Artan kanıtlar, L. reuteri’nin peptik ülserlere neden olan ve gelişmekte olan dünyanın bazı bölgelerinde endemik olan bağırsak patojeni Helicobacter pylori ile savaşma yeteneğine sahip olduğunu göstermektedir. Bir çalışma, L. reuteri’nin diyet takviyesinin tek başına bağırsakta H. pylori’yi azalttığını ancak yok etmediğini gösterdi. Başka bir çalışma, omeprazol tedavisine L. reuteri eklenmesinin, tek başına ilaca kıyasla H. pylori ile enfekte hastalarda iyileşme oranını önemli ölçüde artırdığını (%0’dan %60’a) buldu. Yine başka bir çalışma, L. reuteri’nin H. pylori enfeksiyonunu etkili bir şekilde baskıladığını ve antibiyotik tedavisinin sonucunu iyileştirmemesine rağmen dispeptik semptomların oluşumunu azalttığını gösterdi.

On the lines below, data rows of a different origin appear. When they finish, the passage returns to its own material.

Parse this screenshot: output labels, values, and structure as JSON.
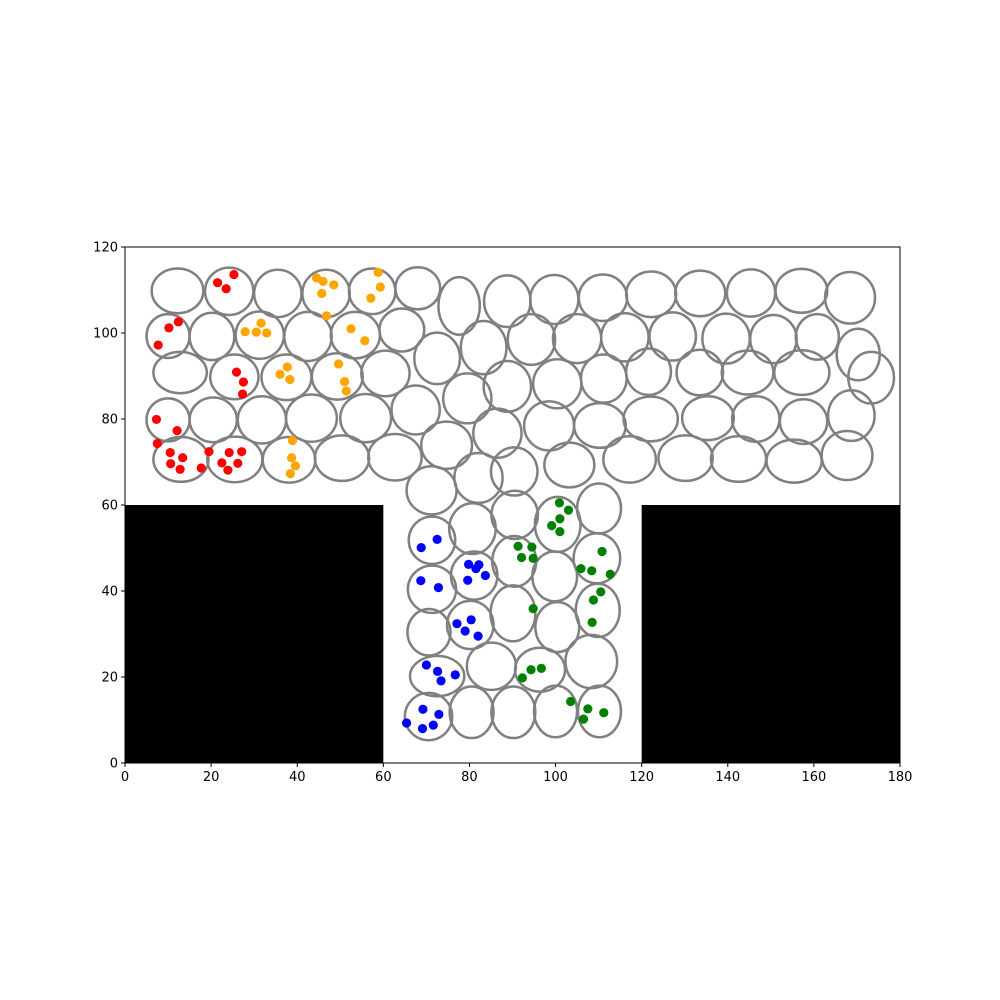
{
  "chart_data": {
    "type": "scatter",
    "title": "",
    "xlabel": "",
    "ylabel": "",
    "xlim": [
      0,
      180
    ],
    "ylim": [
      0,
      120
    ],
    "x_ticks": [
      "0",
      "20",
      "40",
      "60",
      "80",
      "100",
      "120",
      "140",
      "160",
      "180"
    ],
    "y_ticks": [
      "0",
      "20",
      "40",
      "60",
      "80",
      "100",
      "120"
    ],
    "grid": false,
    "legend": "none",
    "colors": {
      "ellipse_edge": "#808080",
      "obstacle": "#000000",
      "red": "#ff0000",
      "orange": "#ffa500",
      "blue": "#0000ff",
      "green": "#008000"
    },
    "obstacles": [
      {
        "x0": 0,
        "x1": 60,
        "y0": 0,
        "y1": 60
      },
      {
        "x0": 120,
        "x1": 180,
        "y0": 0,
        "y1": 60
      }
    ],
    "ellipses": [
      [
        12.2,
        109.8,
        6,
        5.2,
        0
      ],
      [
        24.2,
        109.7,
        5.6,
        5.5,
        0
      ],
      [
        35.5,
        109.2,
        5.5,
        5.5,
        0
      ],
      [
        46.7,
        109.2,
        5.5,
        5.5,
        0
      ],
      [
        57.4,
        109.7,
        5.4,
        5.3,
        0
      ],
      [
        68,
        110.4,
        5.2,
        4.9,
        0
      ],
      [
        77.6,
        106.3,
        4.8,
        6.7,
        0
      ],
      [
        88.8,
        107.4,
        5.4,
        6,
        0
      ],
      [
        99.7,
        107.8,
        5.6,
        5.7,
        0
      ],
      [
        111,
        108.2,
        5.6,
        5.4,
        0
      ],
      [
        122.2,
        109,
        5.8,
        5.3,
        0
      ],
      [
        133.6,
        109.2,
        5.8,
        5.3,
        0
      ],
      [
        145.4,
        109.3,
        5.6,
        5.5,
        0
      ],
      [
        157.1,
        109.8,
        6,
        5.1,
        0
      ],
      [
        168.4,
        108.2,
        5.8,
        6,
        0
      ],
      [
        10,
        99.3,
        5,
        5.1,
        0
      ],
      [
        20.2,
        99.2,
        5.2,
        5.5,
        0
      ],
      [
        31.3,
        99.5,
        5.6,
        5.5,
        0
      ],
      [
        42.5,
        99.2,
        5.5,
        5.7,
        0
      ],
      [
        53.5,
        99.5,
        5.7,
        5.4,
        0
      ],
      [
        64.3,
        100.7,
        5.2,
        5,
        0
      ],
      [
        72.5,
        94.1,
        5.3,
        6,
        0
      ],
      [
        83.3,
        96.6,
        5.3,
        6.2,
        0
      ],
      [
        94.4,
        98.5,
        5.5,
        5.9,
        0
      ],
      [
        105,
        98.7,
        5.6,
        5.7,
        0
      ],
      [
        116.1,
        99,
        5.5,
        5.6,
        0
      ],
      [
        127.2,
        99.2,
        5.4,
        5.6,
        0
      ],
      [
        139.6,
        98.7,
        5.5,
        5.8,
        0
      ],
      [
        150.6,
        98.6,
        5.4,
        5.6,
        0
      ],
      [
        160.8,
        99.1,
        5,
        5.3,
        0
      ],
      [
        170.3,
        95,
        5,
        6,
        0
      ],
      [
        12.8,
        90.8,
        6.2,
        4.8,
        0
      ],
      [
        25.4,
        89.8,
        5.6,
        5.2,
        0
      ],
      [
        37.5,
        89.7,
        5.8,
        5.3,
        0
      ],
      [
        49.3,
        89.9,
        5.9,
        5.4,
        0
      ],
      [
        60.5,
        90.6,
        5.6,
        5.3,
        0
      ],
      [
        88.8,
        87.6,
        5.5,
        5.9,
        0
      ],
      [
        100.4,
        88.2,
        5.6,
        5.7,
        0
      ],
      [
        111.2,
        89.4,
        5.3,
        5.6,
        0
      ],
      [
        121.6,
        91,
        5.2,
        5.4,
        0
      ],
      [
        133.5,
        90.8,
        5.4,
        5.3,
        0
      ],
      [
        144.6,
        90.8,
        6,
        5.1,
        0
      ],
      [
        157.2,
        90.8,
        6.4,
        5.2,
        0
      ],
      [
        10,
        79.8,
        5,
        5,
        0
      ],
      [
        20.5,
        79.8,
        5.5,
        5.2,
        0
      ],
      [
        31.8,
        79.8,
        5.6,
        5.5,
        0
      ],
      [
        43.3,
        80.2,
        5.9,
        5.5,
        0
      ],
      [
        55.9,
        80.2,
        5.9,
        5.6,
        0
      ],
      [
        67.5,
        82.1,
        5.6,
        5.7,
        0
      ],
      [
        79.5,
        84.8,
        5.6,
        5.8,
        0
      ],
      [
        173.3,
        89.6,
        5.3,
        6,
        0
      ],
      [
        86.5,
        76.7,
        5.6,
        5.7,
        0
      ],
      [
        98.5,
        78.4,
        5.8,
        5.7,
        0
      ],
      [
        110.3,
        78.5,
        6,
        5.2,
        0
      ],
      [
        122.1,
        80,
        6.3,
        5.2,
        0
      ],
      [
        135.4,
        80.2,
        6,
        5.1,
        0
      ],
      [
        146.5,
        80,
        5.5,
        5.3,
        0
      ],
      [
        157.6,
        79.4,
        5.5,
        5.2,
        0
      ],
      [
        168.7,
        80.8,
        5.4,
        5.9,
        0
      ],
      [
        13,
        70.6,
        6.4,
        5.2,
        0
      ],
      [
        25.5,
        70.6,
        6.4,
        5.3,
        0
      ],
      [
        38.1,
        70.5,
        6.1,
        5.3,
        0
      ],
      [
        50.4,
        70.9,
        6.3,
        5.3,
        0
      ],
      [
        62.7,
        71.1,
        6.2,
        5.4,
        0
      ],
      [
        74.7,
        73.9,
        5.9,
        5.5,
        0
      ],
      [
        90.4,
        67.8,
        5.4,
        5.6,
        0
      ],
      [
        103.2,
        69.3,
        5.8,
        5.2,
        0
      ],
      [
        117.2,
        70.6,
        6.1,
        5.4,
        0
      ],
      [
        130.2,
        70.9,
        6.3,
        5.3,
        0
      ],
      [
        142.5,
        70.7,
        6.4,
        5.3,
        0
      ],
      [
        155.4,
        70.2,
        6.4,
        5,
        0
      ],
      [
        167.7,
        71.5,
        5.9,
        5.7,
        0
      ],
      [
        71.2,
        63.4,
        5.8,
        5.6,
        0
      ],
      [
        82.1,
        66.3,
        5.6,
        5.8,
        0
      ],
      [
        71.3,
        51.8,
        5.4,
        5.5,
        0
      ],
      [
        80.7,
        54.5,
        5.4,
        5.9,
        0
      ],
      [
        90.5,
        57.7,
        5.4,
        5.6,
        0
      ],
      [
        100.5,
        55.5,
        5.3,
        6.4,
        0
      ],
      [
        110.1,
        59.2,
        5.1,
        5.8,
        0
      ],
      [
        71.3,
        40.4,
        5.6,
        5.5,
        0
      ],
      [
        81.1,
        43.6,
        5.4,
        5.6,
        0
      ],
      [
        90.4,
        46.9,
        5.1,
        5.9,
        0
      ],
      [
        99.8,
        43.4,
        5.2,
        5.8,
        0
      ],
      [
        109.6,
        47.6,
        5.4,
        5.8,
        0
      ],
      [
        70.6,
        30.4,
        5,
        5.4,
        0
      ],
      [
        80.2,
        32.1,
        5.4,
        5.6,
        0
      ],
      [
        90.1,
        34.8,
        5.2,
        6.5,
        0
      ],
      [
        100.4,
        31.6,
        5.1,
        5.8,
        0
      ],
      [
        109.8,
        35.5,
        5.1,
        6.2,
        0
      ],
      [
        72.5,
        20.2,
        6.3,
        4.7,
        0
      ],
      [
        85.1,
        22.5,
        5.7,
        5.5,
        0
      ],
      [
        96.4,
        21.7,
        5.8,
        5.1,
        0
      ],
      [
        108.3,
        23.6,
        6,
        6.2,
        0
      ],
      [
        70.5,
        10.8,
        5.5,
        5.5,
        0
      ],
      [
        80.5,
        11.8,
        5.1,
        6,
        0
      ],
      [
        90.2,
        11.8,
        5.1,
        6,
        0
      ],
      [
        100,
        12,
        5,
        6,
        0
      ],
      [
        110.2,
        12,
        5,
        6,
        0
      ]
    ],
    "series": [
      {
        "color": "red",
        "x": [
          21.5,
          25.3,
          23.5,
          10.2,
          12.4,
          7.7,
          7.3,
          12.1,
          7.5,
          10.5,
          13.4,
          10.6,
          12.8,
          17.7,
          19.5,
          22.5,
          24.2,
          26.2,
          27.1,
          23.9,
          25.9,
          27.5,
          27.3
        ],
        "y": [
          111.7,
          113.6,
          110.3,
          101.2,
          102.6,
          97.2,
          79.9,
          77.3,
          74.3,
          72.2,
          71,
          69.6,
          68.3,
          68.6,
          72.4,
          69.8,
          72.2,
          69.7,
          72.4,
          68.1,
          90.9,
          88.6,
          85.8
        ]
      },
      {
        "color": "orange",
        "x": [
          44.5,
          46,
          48.5,
          45.7,
          58.8,
          59.3,
          57.1,
          46.8,
          52.5,
          55.7,
          27.9,
          31.6,
          30.5,
          32.9,
          36,
          37.7,
          38.3,
          49.6,
          51.4,
          51,
          38.9,
          38.7,
          39.6,
          38.4
        ],
        "y": [
          112.8,
          112,
          111.2,
          109.2,
          114.1,
          110.7,
          108.1,
          104,
          101,
          98.2,
          100.3,
          102.3,
          100.2,
          100,
          90.4,
          92.1,
          89.2,
          92.8,
          86.5,
          88.7,
          75,
          71,
          69.1,
          67.3
        ]
      },
      {
        "color": "blue",
        "x": [
          72.5,
          68.8,
          79.8,
          82.2,
          83.7,
          81.5,
          79.6,
          68.7,
          72.8,
          77.1,
          80.4,
          79,
          82,
          70,
          72.6,
          76.7,
          73.4,
          69.2,
          72.9,
          65.4,
          69.1,
          71.6
        ],
        "y": [
          52,
          50.1,
          46.2,
          46.1,
          43.6,
          45.2,
          42.5,
          42.4,
          40.8,
          32.4,
          33.3,
          30.7,
          29.5,
          22.8,
          21.3,
          20.5,
          19.1,
          12.5,
          11.3,
          9.3,
          8,
          8.8
        ]
      },
      {
        "color": "green",
        "x": [
          100.9,
          103,
          101,
          99.1,
          101,
          91.3,
          94.5,
          92.1,
          94.8,
          94.8,
          110.8,
          112.7,
          105.9,
          108.4,
          110.5,
          108.8,
          108.5,
          92.3,
          94.3,
          96.7,
          103.5,
          107.5,
          106.5,
          111.2
        ],
        "y": [
          60.5,
          58.8,
          56.8,
          55.2,
          53.8,
          50.4,
          50.2,
          47.8,
          47.6,
          35.9,
          49.2,
          43.9,
          45.2,
          44.7,
          39.8,
          37.9,
          32.7,
          19.8,
          21.7,
          22,
          14.3,
          12.6,
          10.2,
          11.7
        ]
      }
    ]
  }
}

Llimosilactobacillus reuteri, H. Pylori enfeksiyonunu baskılama potansiyeline sahiptir ve H. Pylori ile ilişkili gastrointestinal semptomların iyileşmesine yol açarak ishal ve sık karın şişkinliği gibi spesifik semptomları azaltabilir. Gelecekte L. reuteri, H. pylori enfeksiyonlarında antibiyotik kullanmaktan kaçınma ve antibiyotik direnciyle mücadele etme stratejisinin merkezi bir parçası haline gelebilir ve L. reuteri, antibiyotik direnciyle mücadelenin yanı sıra H. pylori için harika bir alternatif tedavi olabilir.
Limosilactobacillus reuteri, diş çürümesinden sorumlu bir bakteri olan Streptococcus mutans’ı öldürdüğü kanıtlandığı için diş sağlığını geliştirme yeteneğine sahip olabilir. Birkaç probiyotik bakterinin taranması sonucunda L. reuteri’nin S. mutans’ı bloke edebilen test edilen tek tür olduğu bulundu. İnsanlarda test edilmeye başlanmadan önce, başka bir çalışma L. reuteri’nin dişler üzerinde hiçbir zararlı etkisinin olmadığını gösterdi. Klinik deneyler, ağızları L. reuteri ile kolonize olan kişilerde (diyet takviyesi yoluyla) önemli ölçüde daha az S. mutans olduğunu kanıtladı. Bu çalışmalar kısa süreli olduğu için L. reuteri’nin diş çürümelerini önleyip önlemediği bilinmemektedir. Bununla birlikte, çürümeye neden olan önemli bir bakterinin sayısını azaltabildiğinden, bu beklenebilir.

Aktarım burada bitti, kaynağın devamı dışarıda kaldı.